Por: Juan Pablo Proal
Leemos profundos análisis de intelectuales con cierto reconocimiento social. Comentarios, publicaciones y tweets. Es un tema abordado desde ángulos científicos, antropológicos, filosóficos y hasta simplemente viscerales: las redes sociales.
Concepto tratado con fastidiosa regularidad y, al mismo tiempo, una realidad de la que prácticamente ningún ciudadano con cierto grado de socialización podemos escapar.
Mi relación con ellas, como la de muchos más, es de amor y odio. Por un lado tengo una agencia de marketing digital que me otorga ingresos, en gran parte, por el manejo de redes sociales de empresas, y por otro, detesto en lo que nos han convertido.
Sí, sé que la humanidad no tiene salvación y quizá no la ha tenido nunca. Que el odio, la imbecilidad y la mezquindad no han dejado de acompañarnos; pero estoy seguro de que las redes sociales han potenciado lo idiota, y lo miserable que llevamos dentro.
Y no solo lo han potenciado, lo han reinventado, le han impuesto un nuevo lenguaje. Hace algunos meses uno de mis mejores amigos me invitó a impartir una clase de emprendedurismo en una de esas universidades, ejemplo para la cultura hipster; sí, ese intocable púlpito de jóvenes-promesa-liberales-comprometido-socialmente-con-los-pobres.
Me comentaba que la inmensa mayoría de sus alumnos hasta hace unos años soñaba con ser emprendedor, pero hoy en día no tiene otro objetivo más que ser influencer o youtuber. Corroboré su testimonio al percatarme del predominante déficit de atención y nihilismo de mi escaso auditorio.
Entrar a los temas tendencia de Instagram es ver una colección de traseros al semi-desnudo. Vientres planos y bronceados, tetas redondas y perfectas, músculos torneados y sonrisas geométricas. Perfiles con miles de seguidores y me gusta a cambio de ofrecer postales de su cuerpo homogeneizado.
Entrar a Twitter es leer agudos comentarios mordaces; discusiones sobre datos, contradicciones pasadas o quién ofrece la mejor cita. Vemos detrás de cada tweet a un hombre con un saco de pana, barba abundante y hablando frente a un micrófono en algún panel universitario. Y también, miles de seguidores que pagan con su tiempo y retuits por esa metralleta de ironías y sátiras. Entrar a Facebook es entrar al mundo mismo.
Un universo de divertidos memes, videos chuscos, comentarios sobre conspiraciones alienígenas, adoradores de la Iglesia de Nuestro Perfecto Señor Peje de los Últimos Días o neoderechistas que nos condenan a la extinción del mundo por abandonar a la Santa Madre Iglesia.
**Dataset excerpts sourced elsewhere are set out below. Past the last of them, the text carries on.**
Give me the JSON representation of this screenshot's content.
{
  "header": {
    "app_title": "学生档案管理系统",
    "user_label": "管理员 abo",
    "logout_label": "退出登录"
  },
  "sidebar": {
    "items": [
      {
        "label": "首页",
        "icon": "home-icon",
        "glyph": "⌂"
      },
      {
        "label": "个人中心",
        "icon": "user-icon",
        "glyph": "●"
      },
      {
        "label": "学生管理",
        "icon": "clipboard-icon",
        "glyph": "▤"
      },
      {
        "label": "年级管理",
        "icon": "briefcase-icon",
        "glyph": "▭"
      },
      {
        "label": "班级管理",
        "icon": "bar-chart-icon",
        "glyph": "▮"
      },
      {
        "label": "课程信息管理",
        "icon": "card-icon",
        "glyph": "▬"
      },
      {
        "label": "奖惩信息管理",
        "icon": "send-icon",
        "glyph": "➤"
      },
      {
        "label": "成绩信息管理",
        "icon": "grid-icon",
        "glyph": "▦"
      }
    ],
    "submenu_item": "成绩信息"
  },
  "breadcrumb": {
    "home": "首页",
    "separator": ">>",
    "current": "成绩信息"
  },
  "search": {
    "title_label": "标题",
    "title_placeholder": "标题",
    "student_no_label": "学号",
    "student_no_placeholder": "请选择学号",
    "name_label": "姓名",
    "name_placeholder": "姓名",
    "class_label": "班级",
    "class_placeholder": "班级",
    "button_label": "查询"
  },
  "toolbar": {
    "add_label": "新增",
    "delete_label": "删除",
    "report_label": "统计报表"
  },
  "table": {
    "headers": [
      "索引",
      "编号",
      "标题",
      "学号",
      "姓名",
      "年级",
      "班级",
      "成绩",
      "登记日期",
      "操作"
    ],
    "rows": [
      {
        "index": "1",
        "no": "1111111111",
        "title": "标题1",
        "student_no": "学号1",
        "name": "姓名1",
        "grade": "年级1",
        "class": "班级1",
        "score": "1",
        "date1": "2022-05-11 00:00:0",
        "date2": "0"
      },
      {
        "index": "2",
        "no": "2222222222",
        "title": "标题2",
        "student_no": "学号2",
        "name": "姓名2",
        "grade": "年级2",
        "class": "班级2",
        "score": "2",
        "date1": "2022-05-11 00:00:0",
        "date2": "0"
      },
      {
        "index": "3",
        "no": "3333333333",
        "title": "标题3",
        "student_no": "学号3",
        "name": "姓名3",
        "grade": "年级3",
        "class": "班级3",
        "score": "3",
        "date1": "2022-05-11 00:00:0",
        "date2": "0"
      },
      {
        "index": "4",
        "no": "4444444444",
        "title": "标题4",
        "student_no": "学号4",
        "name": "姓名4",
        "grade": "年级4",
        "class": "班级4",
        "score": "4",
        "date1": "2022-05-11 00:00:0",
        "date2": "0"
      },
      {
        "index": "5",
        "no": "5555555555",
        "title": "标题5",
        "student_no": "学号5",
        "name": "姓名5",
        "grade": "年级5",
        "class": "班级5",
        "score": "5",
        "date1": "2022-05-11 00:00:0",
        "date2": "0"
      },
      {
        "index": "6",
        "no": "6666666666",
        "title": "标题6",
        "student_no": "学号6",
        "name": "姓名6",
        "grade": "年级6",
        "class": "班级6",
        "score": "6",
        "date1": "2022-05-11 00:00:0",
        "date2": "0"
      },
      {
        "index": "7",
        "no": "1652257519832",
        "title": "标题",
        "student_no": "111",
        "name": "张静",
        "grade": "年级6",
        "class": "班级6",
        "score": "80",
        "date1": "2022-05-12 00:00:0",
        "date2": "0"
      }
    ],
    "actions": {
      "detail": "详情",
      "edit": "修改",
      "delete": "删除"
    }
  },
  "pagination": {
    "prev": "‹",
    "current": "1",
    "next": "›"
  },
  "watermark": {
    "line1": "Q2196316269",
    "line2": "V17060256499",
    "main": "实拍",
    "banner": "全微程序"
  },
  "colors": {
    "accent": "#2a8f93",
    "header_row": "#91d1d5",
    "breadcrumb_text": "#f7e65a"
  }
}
Entrar a Snapchat es… Está bien, no uso Snapchat. Pero entrar a TikTok es… Tampoco lo veo, sólo siento unas profundas ganas de vomitar cuando me sale el post de un cuarentón tratando de hacerse el chistoso editando un video soso con alguna voz chillona.
El punto es que nunca habíamos estado tan conectados y nunca habíamos estado tan solos. Tener unos cientos de seguidores nos ha hecho creernos Kim Kardashian o Slavoj Zizek o Rob Halford -según sean los modelos aspiracionales personales-. Tratamos a los demás como fans y estamos ansiosos de la vacía aprobación reinante en un me gusta. Estamos vacíos, de la mente, del espíritu, del corazón y de las palabras. Nos comunicamos con traseros y dardos venenosos. Nos creemos únicos y especiales en medio de un infinito mar de personas únicas y especiales. Pero en el fondo sabemos que estamos solos.
Siempre estuvimos solos, pero hoy la soledad corroe, regaña, nos patea la cara. Así que corremos a publicar un nuevo comentario, para que el robótico algoritmo nos premie con serotonina y aliviar así el crudo silencio que nos acompaña todos los días.
Pero no abandonamos las redes sociales. Eso jamás. No queremos perder la oportunidad de ser felicitados por cientos en nuestro cumpleaños.
De reír con memes y enterarnos de las tendencias sociales. De coquetear con uno -o variosdesconocidos y de saber noticias de esa tía lejana que quisimos mucho en sexto de primaria porque nos dio un regalo de cumpleaños. De pertenecer a esta época, tan sola, tan volátil, tan llena de posibilidades y tan pobre de experiencias, pensamientos y genuina rebeldía.